The next step is to feel out the barriers—cultural and emotional—that keep us away from the deeper parts of the Animal Question. When we get our feet wet and wade into it, what fears and questions come up? We need to identify these and explore their sources. When we do, we will see that many of them stem from a kind of prejudice, an attitude of hatred and contempt toward animals. I call this attitude misothery (like misogyny). It is deeply rooted in our agrarian Western culture.

...

Do we fear the recognition that we have much in common with animals? Is that because it might take away from our comforting notions of human uniqueness and supremacy?

Do we fear coming to terms with the violence and injustice now institutionalized in our uses of animals on farms and in laboratories?

Mr. Mason goes on to suggest ways to venture into the Animal Question, and links inquiry into the Animal Question with the growth of the human spirit.
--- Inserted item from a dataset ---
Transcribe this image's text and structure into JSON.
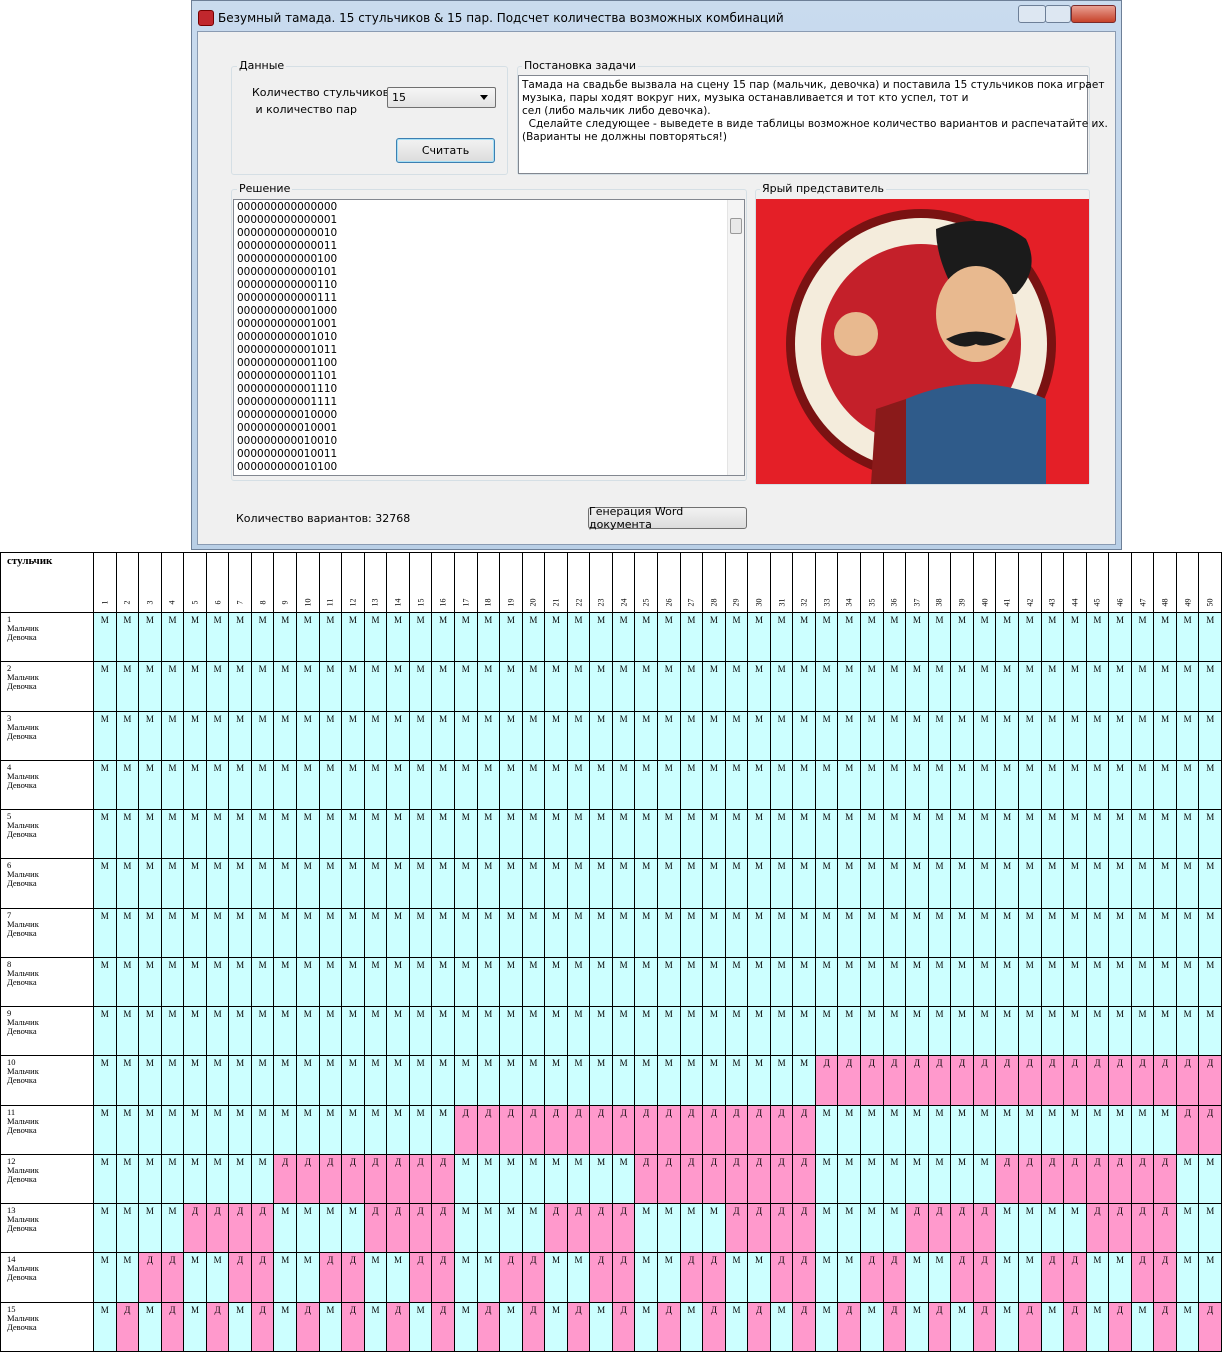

It's a wonderful speech.

Here's my thinking on why environmentalists avoid the Animal Question. It's merely conjecture.

Nature is an aggregate. The suffering of the animal whose flesh is on your plate is personal. When you're kind or mean to an animal, she looks back at you. People avoid the Animal Question to avoid a painful self-incrimination of their life to date. It's relatively easy to say "I've been environmentally irresponsible." It's excruciatingly difficult to say "I've been a murderer and a torturer. Even worse, I've spared myself the sights and sounds of the victims' suffering by paying someone else to carry out the torture and killing for me."
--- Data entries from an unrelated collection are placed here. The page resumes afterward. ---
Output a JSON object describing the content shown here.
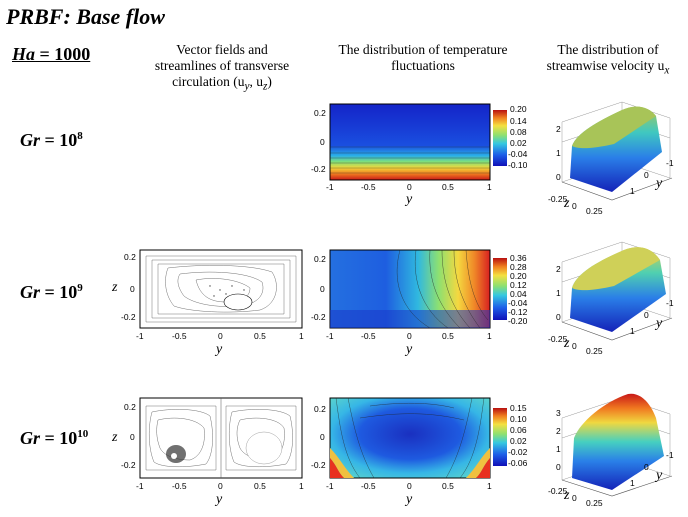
{
  "title": "PRBF: Base flow",
  "ha": {
    "label": "Ha",
    "eq": " = 1000"
  },
  "columns": {
    "vector": [
      "Vector fields and",
      "streamlines of transverse",
      "circulation (u",
      "y",
      ", u",
      "z",
      ")"
    ],
    "temperature": [
      "The distribution of temperature",
      "fluctuations"
    ],
    "velocity": [
      "The distribution of",
      "streamwise velocity u",
      "x"
    ]
  },
  "rows": [
    {
      "gr_label": "Gr",
      "gr_eq": " = 10",
      "gr_exp": "8"
    },
    {
      "gr_label": "Gr",
      "gr_eq": " = 10",
      "gr_exp": "9"
    },
    {
      "gr_label": "Gr",
      "gr_eq": " = 10",
      "gr_exp": "10"
    }
  ],
  "axes": {
    "y_label": "y",
    "z_label": "z",
    "x_ticks": [
      "-1",
      "-0.5",
      "0",
      "0.5",
      "1"
    ],
    "z_ticks_row1": [
      "0.2",
      "0",
      "-0.2"
    ],
    "z_ticks_row2": [
      "0.2",
      "0",
      "-0.2"
    ],
    "z_ticks_row3": [
      "0.2",
      "0",
      "-0.2"
    ]
  },
  "colorbars": [
    {
      "ticks": [
        "0.20",
        "0.14",
        "0.08",
        "0.02",
        "-0.04",
        "-0.10"
      ]
    },
    {
      "ticks": [
        "0.36",
        "0.28",
        "0.20",
        "0.12",
        "0.04",
        "-0.04",
        "-0.12",
        "-0.20"
      ]
    },
    {
      "ticks": [
        "0.15",
        "0.10",
        "0.06",
        "0.02",
        "-0.02",
        "-0.06"
      ]
    }
  ],
  "surface_plots": [
    {
      "zticks": [
        "2",
        "1",
        "0"
      ],
      "label_y": "y",
      "label_z": "z",
      "ticks_z": [
        "-0.25",
        "0",
        "0.25"
      ],
      "ticks_y": [
        "-1",
        "0",
        "1"
      ]
    },
    {
      "zticks": [
        "2",
        "1",
        "0"
      ],
      "label_y": "y",
      "label_z": "z",
      "ticks_z": [
        "-0.25",
        "0",
        "0.25"
      ],
      "ticks_y": [
        "-1",
        "0",
        "1"
      ]
    },
    {
      "zticks": [
        "3",
        "2",
        "1",
        "0"
      ],
      "label_y": "y",
      "label_z": "z",
      "ticks_z": [
        "-0.25",
        "0",
        "0.25"
      ],
      "ticks_y": [
        "-1",
        "0",
        "1"
      ]
    }
  ]
}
Some progressive environmentalists have addressed the Animal Question. The same humility that compels us to limit our consumption for the betterment of the planet can also be a motivation to change our diet and our wardrobe, and to be kind to the planets' individual sentient members. Environmentalism often is dominated by numbers: populations, global temperature, pollution amounts. But a cow or a pig or a chicken is not a number. Our relationship with nature can be somewhat abstract, but our relationship with animals who are profoundly affected by our deliberate actions is bilateral and visceral. Today, in most instances, that relationship is unfortunately like the relationship of master to slave. In some instances like rapist to victim or kidnapper to abductee. We have a lot to answer for. Apologizing to the animals we've brutalized and slaughtered will be more difficult than apologizing to the earth, or to trees. Yet it is urgent and from a moral perspective, imperative.
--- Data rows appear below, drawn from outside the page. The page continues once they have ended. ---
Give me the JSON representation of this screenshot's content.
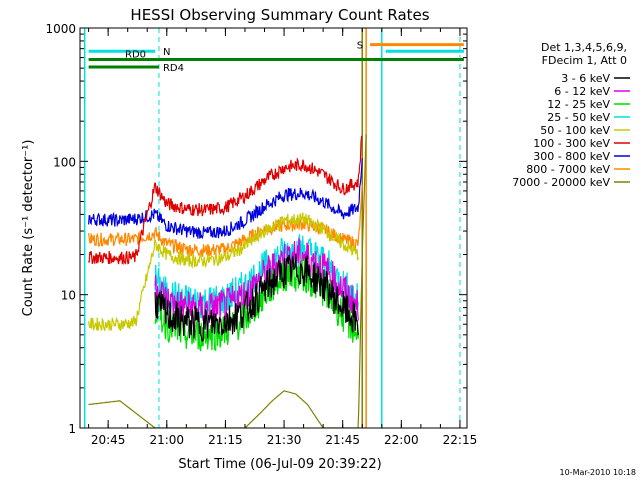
{
  "chart_data": {
    "type": "line",
    "title": "HESSI Observing Summary Count Rates",
    "xlabel": "Start Time (06-Jul-09 20:39:22)",
    "ylabel": "Count Rate (s⁻¹ detector⁻¹)",
    "yscale": "log",
    "ylim": [
      1,
      1000
    ],
    "xlim_minutes": [
      20.63,
      22.28
    ],
    "x_ticks": [
      "20:45",
      "21:00",
      "21:15",
      "21:30",
      "21:45",
      "22:00",
      "22:15"
    ],
    "y_ticks": [
      "1",
      "10",
      "100",
      "1000"
    ],
    "legend_position": "right",
    "legend_header": [
      "Det 1,3,4,5,6,9,",
      "FDecim 1, Att 0"
    ],
    "series": [
      {
        "name": "3 - 6 keV",
        "color": "#000000",
        "x": [
          "20:57",
          "21:00",
          "21:05",
          "21:10",
          "21:15",
          "21:20",
          "21:25",
          "21:30",
          "21:35",
          "21:40",
          "21:45",
          "21:49"
        ],
        "values": [
          9,
          7,
          6.2,
          6.0,
          6.3,
          7.6,
          11,
          15,
          15.5,
          12,
          8,
          6
        ]
      },
      {
        "name": "6 - 12 keV",
        "color": "#dd00dd",
        "x": [
          "20:57",
          "21:00",
          "21:05",
          "21:10",
          "21:15",
          "21:20",
          "21:25",
          "21:30",
          "21:35",
          "21:40",
          "21:45",
          "21:49"
        ],
        "values": [
          12,
          9,
          8,
          7.8,
          8.2,
          10,
          14,
          19,
          20,
          16,
          11,
          8
        ]
      },
      {
        "name": "12 - 25 keV",
        "color": "#00dd00",
        "x": [
          "20:57",
          "21:00",
          "21:05",
          "21:10",
          "21:15",
          "21:20",
          "21:25",
          "21:30",
          "21:35",
          "21:40",
          "21:45",
          "21:49"
        ],
        "values": [
          8,
          6,
          5,
          5,
          5.3,
          6.5,
          10,
          14,
          14,
          11,
          7,
          5
        ]
      },
      {
        "name": "25 - 50 keV",
        "color": "#00e0e0",
        "x": [
          "20:57",
          "21:00",
          "21:05",
          "21:10",
          "21:15",
          "21:20",
          "21:25",
          "21:30",
          "21:35",
          "21:40",
          "21:45",
          "21:49"
        ],
        "values": [
          13,
          10,
          9,
          8.8,
          9.2,
          11.5,
          16,
          21,
          22,
          18,
          12,
          9
        ]
      },
      {
        "name": "50 - 100 keV",
        "color": "#c8c800",
        "x": [
          "20:40",
          "20:48",
          "20:52",
          "20:57",
          "21:00",
          "21:05",
          "21:10",
          "21:15",
          "21:20",
          "21:25",
          "21:30",
          "21:35",
          "21:40",
          "21:45",
          "21:49"
        ],
        "values": [
          6,
          6,
          6.2,
          24,
          20,
          18,
          18,
          19,
          23,
          30,
          36,
          37,
          31,
          24,
          20
        ]
      },
      {
        "name": "100 - 300 keV",
        "color": "#e00000",
        "x": [
          "20:40",
          "20:48",
          "20:52",
          "20:57",
          "21:00",
          "21:05",
          "21:10",
          "21:15",
          "21:20",
          "21:25",
          "21:30",
          "21:35",
          "21:40",
          "21:45",
          "21:49",
          "21:50"
        ],
        "values": [
          19,
          19,
          19,
          65,
          48,
          44,
          43,
          45,
          55,
          72,
          90,
          95,
          80,
          62,
          70,
          170
        ]
      },
      {
        "name": "300 - 800 keV",
        "color": "#0000dd",
        "x": [
          "20:40",
          "20:48",
          "20:52",
          "20:57",
          "21:00",
          "21:05",
          "21:10",
          "21:15",
          "21:20",
          "21:25",
          "21:30",
          "21:35",
          "21:40",
          "21:45",
          "21:49",
          "21:50"
        ],
        "values": [
          37,
          36,
          37,
          40,
          33,
          30,
          29,
          30,
          36,
          46,
          56,
          58,
          50,
          40,
          45,
          110
        ]
      },
      {
        "name": "800 - 7000 keV",
        "color": "#ff8800",
        "x": [
          "20:40",
          "20:48",
          "20:52",
          "20:57",
          "21:00",
          "21:05",
          "21:10",
          "21:15",
          "21:20",
          "21:25",
          "21:30",
          "21:35",
          "21:40",
          "21:45",
          "21:49",
          "21:50"
        ],
        "values": [
          26,
          26,
          26,
          29,
          24,
          22,
          21.5,
          22,
          26,
          31,
          33,
          34,
          31,
          26,
          24,
          60
        ]
      },
      {
        "name": "7000 - 20000 keV",
        "color": "#808000",
        "x": [
          "20:40",
          "20:48",
          "20:57",
          "21:20",
          "21:24",
          "21:27",
          "21:30",
          "21:33",
          "21:36",
          "21:40",
          "21:49",
          "21:50",
          "21:51"
        ],
        "values": [
          1.5,
          1.6,
          1.0,
          1.0,
          1.3,
          1.6,
          1.9,
          1.8,
          1.5,
          1.0,
          1.0,
          20,
          160
        ]
      }
    ],
    "annotations": [
      {
        "text": "N",
        "color": "#00e0e0"
      },
      {
        "text": "S",
        "color": "#ff8800"
      },
      {
        "text": "RD0",
        "color": "#008000"
      },
      {
        "text": "RD4",
        "color": "#008000"
      }
    ],
    "flag_bars": [
      {
        "label": "N",
        "color": "#00e0e0",
        "x_start": "20:40",
        "x_end": "20:57",
        "value": 670
      },
      {
        "label": "RD0",
        "color": "#008000",
        "x_start": "20:40",
        "x_end": "22:16",
        "value": 580
      },
      {
        "label": "RD4",
        "color": "#008000",
        "x_start": "20:40",
        "x_end": "20:58",
        "value": 510
      },
      {
        "label": "S",
        "color": "#ff8800",
        "x_start": "21:52",
        "x_end": "22:16",
        "value": 750
      },
      {
        "label": "",
        "color": "#00e0e0",
        "x_start": "21:56",
        "x_end": "22:16",
        "value": 670
      }
    ],
    "vertical_markers": [
      {
        "x": "20:39",
        "color": "#00e0e0",
        "style": "solid"
      },
      {
        "x": "20:58",
        "color": "#00e0e0",
        "style": "dashed"
      },
      {
        "x": "21:50",
        "color": "#808000",
        "style": "solid"
      },
      {
        "x": "21:51",
        "color": "#ff8800",
        "style": "solid"
      },
      {
        "x": "21:55",
        "color": "#00e0e0",
        "style": "solid"
      },
      {
        "x": "22:15",
        "color": "#00e0e0",
        "style": "dashed"
      }
    ]
  },
  "footer": {
    "date_stamp": "10-Mar-2010 10:18"
  }
}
There is an enormous payback in making this atonement with animals and adopting a kinder, more respectful lifestyle—including a vegan diet. We will make peace with our former victims. We will be allies. We will not have to lie to ourselves. We will not have to avoid the Animal Question because we fear the answer. We will experience the liberating joy of having done the right thing. And that joy will be compounded by seeing the contentment and friendship in the animals' eyes. It is a mercy that the animals we mistreat so inhumanely do not seek revenge. They only want peace. But, hopefully, in our newfound, equitable, compassion-based relationship with the earth's animals, we will make it our burden to always remember the past injustices and misery imposed on the animals. Freedom—for the animals, and for our hearts—is eternally sweet, but the memories will be the eternal price.
Comments:
Also, the Earth can't answer back, you just have to assume that she forgives you. With animals, you can't assume they do -- because they have minds, and admitting that you shouldn't kill them would also necessarily be admitting that you shouldn't because they don't want to be killed. So you have to say your apologies to gone beings that you wronged and that might not forgive you for it.

I think that's pretty scary for a carnist, too. I've never heard a carnist admit that an animal doesn't want to be killed, and that it's just the same as that they don't want to be killed. I've heard them say that they "thank the animal for giving up their lives", but they delude themselves into thinking that their life was given up and not raped (I use this word for all severe violations of bodily integrity, by the way, and yes, I do have experience with it) of them for their whim.
 
Thank you for you cogent comments.

Folks, read A Really Angry Cow if you get a chance; it's an excellent blog.